Publishers Weekly® Reviews
- Reviewed in: Publishers Weekly, page .
- Review Date: 2013-09-30
- Reviewer: Staff
Newly sober travel writer Troost retraces Robert Louis Stevenson's route through the South Pacific from the Marquesas to Samoa in this evocative, funny literary memoir. He recounts his voyage upon the Aranui III cargo ship rooming with a seasick "family of cheerful gnomes from Lyon," battling the urge for a drink and acquiring a traditional Marquesan tattoo on the anniversary of his sobriety. Troost provides insight into addiction and recovery that, in his case, turned him from alcoholic to longdistance runner, and from Buddhism to the Catholic Church.
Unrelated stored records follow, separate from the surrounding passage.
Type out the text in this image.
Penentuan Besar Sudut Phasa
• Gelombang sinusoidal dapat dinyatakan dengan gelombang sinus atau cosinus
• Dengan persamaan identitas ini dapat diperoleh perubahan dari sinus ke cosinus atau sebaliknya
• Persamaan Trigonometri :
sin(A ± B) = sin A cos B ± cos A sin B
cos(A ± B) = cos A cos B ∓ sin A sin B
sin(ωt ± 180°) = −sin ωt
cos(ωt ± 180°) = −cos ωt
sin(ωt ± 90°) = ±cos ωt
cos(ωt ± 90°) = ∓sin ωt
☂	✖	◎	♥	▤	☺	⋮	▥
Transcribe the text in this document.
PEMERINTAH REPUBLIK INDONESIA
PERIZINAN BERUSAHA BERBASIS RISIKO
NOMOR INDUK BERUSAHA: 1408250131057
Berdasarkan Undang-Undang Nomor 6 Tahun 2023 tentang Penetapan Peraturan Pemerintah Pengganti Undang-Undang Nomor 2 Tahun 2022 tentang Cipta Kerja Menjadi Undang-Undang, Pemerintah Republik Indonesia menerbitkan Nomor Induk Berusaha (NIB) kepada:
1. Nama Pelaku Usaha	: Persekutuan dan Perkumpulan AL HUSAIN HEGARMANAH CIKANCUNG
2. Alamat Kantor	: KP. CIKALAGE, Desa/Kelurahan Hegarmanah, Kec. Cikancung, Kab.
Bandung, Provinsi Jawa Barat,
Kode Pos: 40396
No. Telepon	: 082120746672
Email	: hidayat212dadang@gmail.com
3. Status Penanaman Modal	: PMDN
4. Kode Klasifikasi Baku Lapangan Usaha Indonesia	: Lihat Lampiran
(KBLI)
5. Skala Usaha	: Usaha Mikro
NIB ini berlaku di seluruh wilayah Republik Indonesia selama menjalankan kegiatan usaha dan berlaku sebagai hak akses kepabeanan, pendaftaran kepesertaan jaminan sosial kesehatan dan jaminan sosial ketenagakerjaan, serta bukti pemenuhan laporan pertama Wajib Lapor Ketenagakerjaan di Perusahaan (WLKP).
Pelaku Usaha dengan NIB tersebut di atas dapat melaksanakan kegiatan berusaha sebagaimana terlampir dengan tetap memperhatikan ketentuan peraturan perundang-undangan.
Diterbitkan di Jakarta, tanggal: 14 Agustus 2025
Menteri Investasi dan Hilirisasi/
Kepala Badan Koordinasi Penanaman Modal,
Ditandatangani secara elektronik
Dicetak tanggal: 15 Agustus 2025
We learn the history of the islands and view the beautiful landscapes of lagoons, atolls, and beaches through Troost's vibrant descriptions. Troost muses on quotes from Stevenson's In the South Seas, such as his thoughts on cannibalism, "to eat a man's flesh after he is dead is far less hateful than to oppress him whilst he lives." He also discusses other literary works about the South Pacific including Norwegian explorer Thor Heyerdahl's Back to Nature and Herman Melville's Typee. Troost is an excellent travel narrator, clever, bold, and full of captivating visual details. His personal story of recovery is also powerfully told and will surely resonate with many readers. (Sept.)